Дворницкая оглушилась овацией.
— Зачем я от православия отказался? Слышь, Рафшан, бери своего аллаха обратно Христа ради! — спохватился Гречихин.
— Хрен
тебе, — не по злобе, а лишь по незнанию других слов для возражения,
нагрубил Рафшан. — А Егор на Христа клевещет и бога хулит.
— Ну зачем тебе быть русским? Ты и русского языка не знаешь почти, — приставал Иван.
— Ты,
Егор, что-то говорил насчёт того, чтобы жизнь друг другу не сокращать,
тогда смерть вроде как отступит, — произнёс доделавший бомбу Крысавин.
— На
первом этапе битвы со смертью, если люди перестанут убивать друг друга,
смерти останется так мало, что доломать её совсем несложно будет. А
пока больше всего смерть производят не стихийные бедствия, не гнев
божий, не эпидемии, а прямо или косвенно — сами люди. Что до косвенного
— долгая, тонкая работа. А от прямого производства смерти, то бишь от
убийств, легальных и нелегальных, отказаться можно было бы уже
сейчас, — разъяснил Егор.
— А ты откажешься? — спросил Наум, перебрасывая бомбу, будто обжигаясь, с ладони на ладонь.
— Уже отказался, — скромно ответил Егор, покраснев и смутившись.
— Да ну!

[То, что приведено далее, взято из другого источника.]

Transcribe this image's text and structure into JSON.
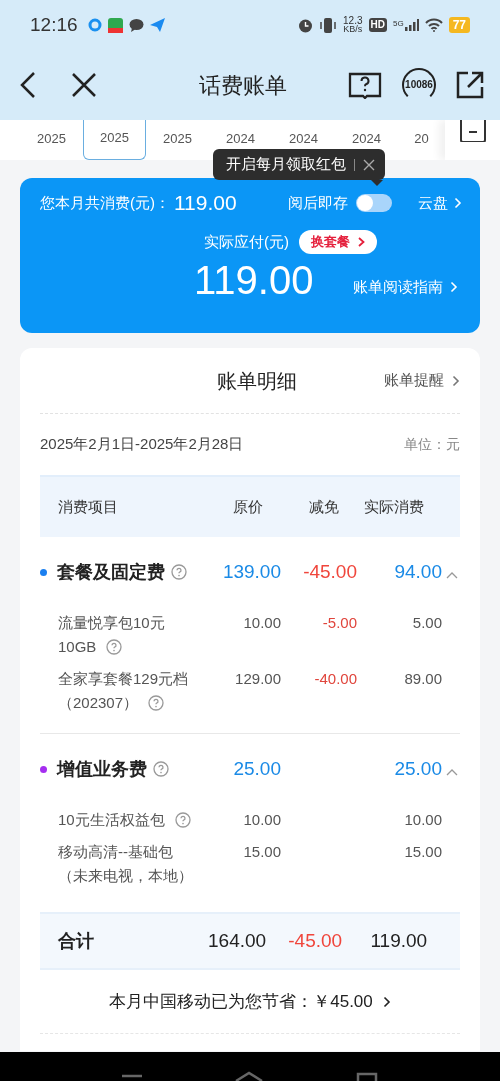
{
  "status_bar": {
    "time": "12:16",
    "speed_value": "12.3",
    "speed_unit": "KB/s",
    "hd": "HD",
    "network": "5G",
    "battery": "77"
  },
  "header": {
    "title": "话费账单",
    "service_number": "10086"
  },
  "months": [
    {
      "year": "2025",
      "selected": false
    },
    {
      "year": "2025",
      "selected": true
    },
    {
      "year": "2025",
      "selected": false
    },
    {
      "year": "2024",
      "selected": false
    },
    {
      "year": "2024",
      "selected": false
    },
    {
      "year": "2024",
      "selected": false
    },
    {
      "year": "20",
      "selected": false
    }
  ],
  "tooltip": {
    "text": "开启每月领取红包"
  },
  "summary": {
    "total_label": "您本月共消费(元)：",
    "total": "119.00",
    "auto_save_label": "阅后即存",
    "auto_save_on": false,
    "cloud_link": "云盘",
    "payable_label": "实际应付(元)",
    "change_plan": "换套餐",
    "payable": "119.00",
    "guide_link": "账单阅读指南"
  },
  "detail": {
    "title": "账单明细",
    "reminder_link": "账单提醒",
    "period": "2025年2月1日-2025年2月28日",
    "unit": "单位：元",
    "columns": [
      "消费项目",
      "原价",
      "减免",
      "实际消费"
    ],
    "groups": [
      {
        "name": "套餐及固定费",
        "color": "#1a7ff0",
        "original": "139.00",
        "discount": "-45.00",
        "actual": "94.00",
        "expanded": true,
        "items": [
          {
            "name_lines": [
              "流量悦享包10元",
              "10GB"
            ],
            "original": "10.00",
            "discount": "-5.00",
            "actual": "5.00",
            "help": true
          },
          {
            "name_lines": [
              "全家享套餐129元档",
              "（202307）"
            ],
            "original": "129.00",
            "discount": "-40.00",
            "actual": "89.00",
            "help": true
          }
        ]
      },
      {
        "name": "增值业务费",
        "color": "#a52ef0",
        "original": "25.00",
        "actual": "25.00",
        "expanded": true,
        "items": [
          {
            "name_lines": [
              "10元生活权益包"
            ],
            "original": "10.00",
            "actual": "10.00",
            "help": true
          },
          {
            "name_lines": [
              "移动高清--基础包",
              "（未来电视，本地）"
            ],
            "original": "15.00",
            "actual": "15.00",
            "help": false
          }
        ]
      }
    ],
    "total": {
      "label": "合计",
      "original": "164.00",
      "discount": "-45.00",
      "actual": "119.00"
    },
    "savings": "本月中国移动已为您节省：￥45.00"
  }
}
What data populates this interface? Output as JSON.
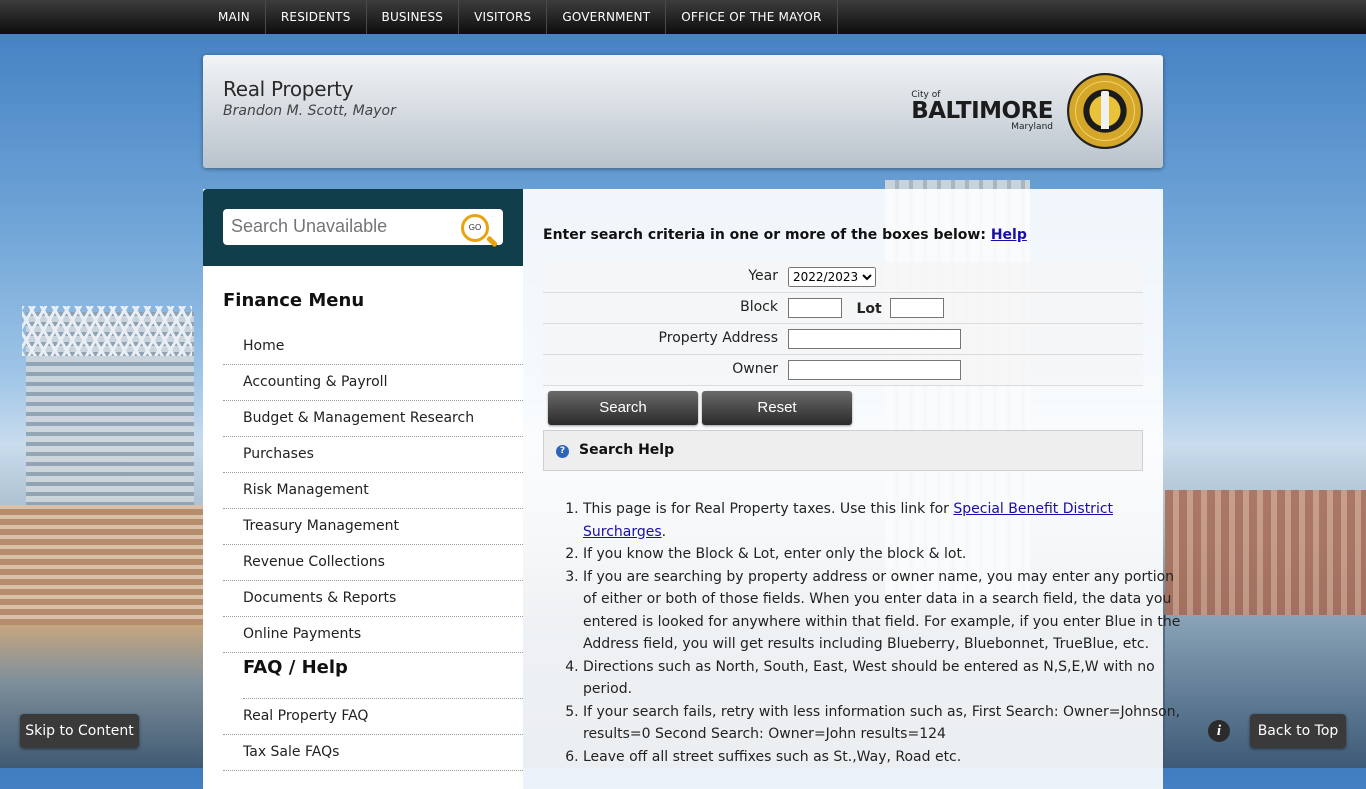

А если твои книжные магазины и склады в Перми и Ёбурге уралмашевские придут забирать — отдашь?
— Не отдам. Но убивать не буду, — тихо сказал Егор.
— Но они-то будут, — настаивал Наум. — Прострелят тебе башку, а ты что же — подставишь им другую?
— Не знаю. Магазины не отдам и стрелять не буду, — нахмурился Егор.
— Ни
мира, ни войны… Ну да фиг с ними, с магазинами, магазины далеко. А если
я сейчас, здесь плюну тебе в рожу, ты что же, не застрелишь меня на
этом самом месте? — не унимался Наум.
— Не застрелю, — неуверенно пробормотал Егор.
— Ты?
Не застрелишь? Да ты Шнобеля укокошил только за то, что он Гоголя ниже
Толстого ставил! Смотрите все, плюю! — заорал, подбегая к Егору,
Крысавин.
Они стояли друг против друга минуты
четыре. Все молчали в ожидании плевка и, конечно, выстрела. Крысавин
медлил, не будучи вполне уверен, что вот так, ни за понюшку кокаину
помереть в дворницкой от руки политически неграмотного братка…
20
— Эй,
Наум, селитра есть? Запал есть? — дверь открылась и в комнату шагнула
юная стройная черноглазая черномазая девушка в чёрно-зелёном свитере и
чёрно-зелёных же джинсах, подпоясанных щегольским инкрустированным
золотыми арабскими закорючками поясом шахида.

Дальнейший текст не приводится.